An inspiration to many, Clinical Center patient and accomplished artist Ruth Lotz has continued to paint into her 90th year even as her vision fades.

Lotz’s passion for art began at an early age, and since being diagnosed with age-related macular degeneration eight years ago, she has seen her technique evolve and transform. No longer able to produce finely detailed paintings, she takes from memory scenes of places she loved and paints them in a new way. “In a way, I feel freer. The fact that I am unable to paint all of the intricacies of a flower doesn’t stop me from creating a beautiful flower,” Lotz said.

She was honored on May 13 at the CC as part of Healthy Vision Month, an effort by the National Eye Institute to raise awareness of eye disease. The event was attended by Lotz’s family and friends and members of her art community and retirement village.

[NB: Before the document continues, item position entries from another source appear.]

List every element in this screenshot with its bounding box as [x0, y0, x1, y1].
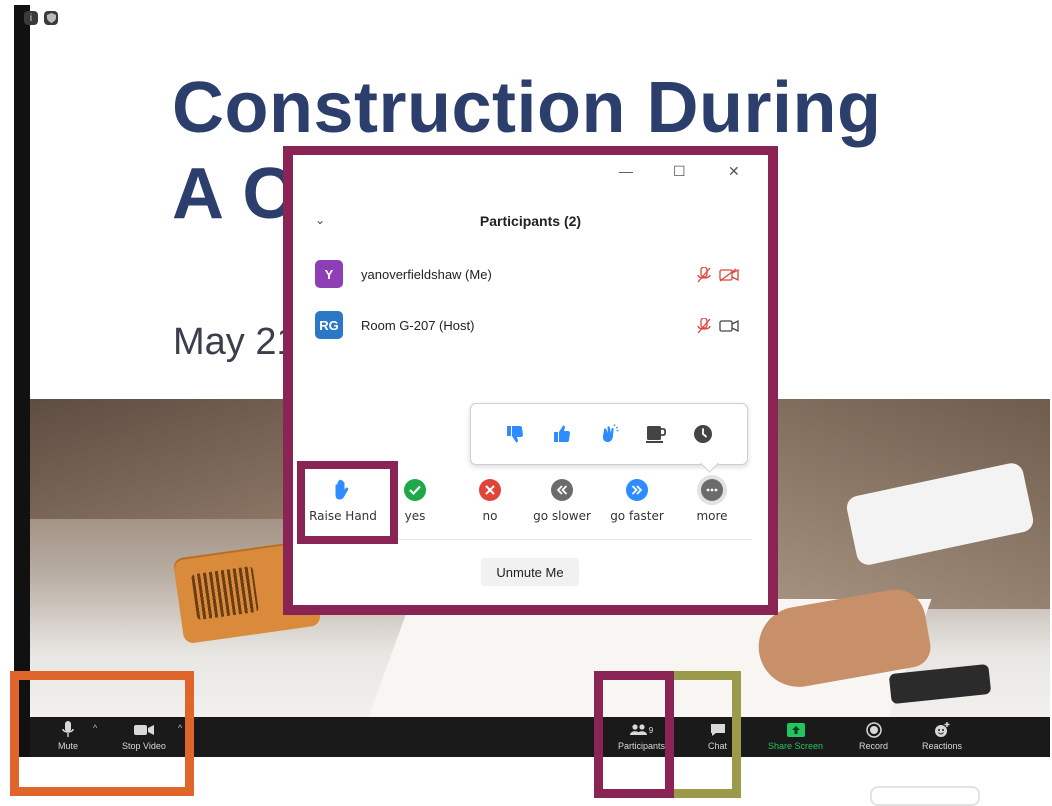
record-icon: [865, 720, 882, 740]
yes-label: yes: [404, 509, 426, 523]
clap-icon[interactable]: [595, 420, 623, 448]
info-icon[interactable]: i: [24, 11, 38, 25]
clock-icon[interactable]: [689, 420, 717, 448]
left-edge-bar: [14, 5, 30, 757]
slide-date: May 21: [173, 321, 298, 363]
no-label: no: [482, 509, 498, 523]
share-screen-label: Share Screen: [768, 741, 824, 751]
screenshot-stage: Construction During A C May 21 i Mute ^ …: [0, 0, 1052, 806]
more-button[interactable]: more: [677, 479, 747, 523]
record-button[interactable]: Record: [859, 720, 888, 751]
participant-status-icons: [697, 318, 739, 334]
rewind-icon: [551, 479, 573, 501]
no-button[interactable]: no: [455, 479, 525, 523]
minimize-icon[interactable]: —: [619, 163, 633, 179]
reactions-smiley-icon: [934, 720, 950, 740]
x-icon: [479, 479, 501, 501]
slide-title-line-1: Construction During: [172, 68, 882, 148]
more-label: more: [696, 509, 728, 523]
reactions-label: Reactions: [922, 741, 963, 751]
participant-row[interactable]: Y yanoverfieldshaw (Me): [315, 260, 492, 288]
participant-row[interactable]: RG Room G-207 (Host): [315, 311, 474, 339]
share-screen-icon: [786, 720, 805, 740]
thumbs-down-icon[interactable]: [501, 420, 529, 448]
audio-video-highlight-box: [10, 671, 194, 796]
participant-name: yanoverfieldshaw (Me): [361, 266, 492, 282]
avatar: Y: [315, 260, 343, 288]
unmute-me-button[interactable]: Unmute Me: [481, 558, 579, 586]
chat-highlight-box: [665, 671, 741, 798]
coffee-icon[interactable]: [642, 420, 670, 448]
muted-microphone-icon[interactable]: [697, 318, 711, 334]
video-camera-icon[interactable]: [719, 319, 739, 333]
more-reactions-popover: [470, 403, 748, 473]
muted-microphone-icon[interactable]: [697, 267, 711, 283]
reactions-button[interactable]: Reactions: [922, 720, 962, 751]
edge-outline: [870, 786, 980, 806]
top-left-icons: i: [24, 11, 58, 25]
participants-highlight-box: [594, 671, 674, 798]
close-icon[interactable]: ✕: [728, 163, 740, 180]
participants-title: Participants (2): [479, 213, 582, 229]
maximize-icon[interactable]: ☐: [673, 163, 686, 180]
go-slower-label: go slower: [533, 509, 591, 523]
avatar: RG: [315, 311, 343, 339]
participant-status-icons: [697, 267, 739, 283]
go-faster-button[interactable]: go faster: [602, 479, 672, 523]
thumbs-up-icon[interactable]: [548, 420, 576, 448]
check-icon: [404, 479, 426, 501]
raise-hand-highlight-box: [297, 461, 398, 544]
more-icon: [701, 479, 723, 501]
video-off-icon[interactable]: [719, 268, 739, 282]
fast-forward-icon: [626, 479, 648, 501]
record-label: Record: [859, 741, 889, 751]
go-slower-button[interactable]: go slower: [527, 479, 597, 523]
share-screen-button[interactable]: Share Screen: [768, 720, 823, 751]
security-shield-icon[interactable]: [44, 11, 58, 25]
go-faster-label: go faster: [610, 509, 664, 523]
participant-name: Room G-207 (Host): [361, 317, 475, 333]
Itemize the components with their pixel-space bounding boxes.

"Roses for You" by Ruth LotzDespite being legally blind, Lotz has maintained her social life and passion for art and painting, as evidenced by the stunning water media paintings on display in the east gallery on the first floor of the Hatfield Building.

The east gallery is one of eight galleries managed by the Clinical Center art program. The program primarily features artwork by artists from the Washington, DC, area, with occasional exhibits from around the country.

Lotz’s artwork is available for purchase, and 20 percent of the purchase price of each piece will be donated to the CC’s patient emergency fund. Operated through the CC Social Work Department, the fund provides limited financial assistance to selected patients and family members who need help in order to remain part of a clinical research protocol.

Rebecca Parks, an art connoisseur and senior occupational therapist in the CC Rehabilitation Medicine Department, was struck by the beauty of Lotz’s paintings even before hearing the artist’s story. “Knowing what goes into making art and knowing how difficult the process could be for someone with a visual impairment makes me admire her paintings even more,” Parks said.

Parks purchased two of Lotz’s vibrant works of art for her personal collection. Two other paintings will also stay within the CC community after being purchased by the CC art program and the Office of Facilities Management for the Outpatient Pharmacy Department’s permanent collection.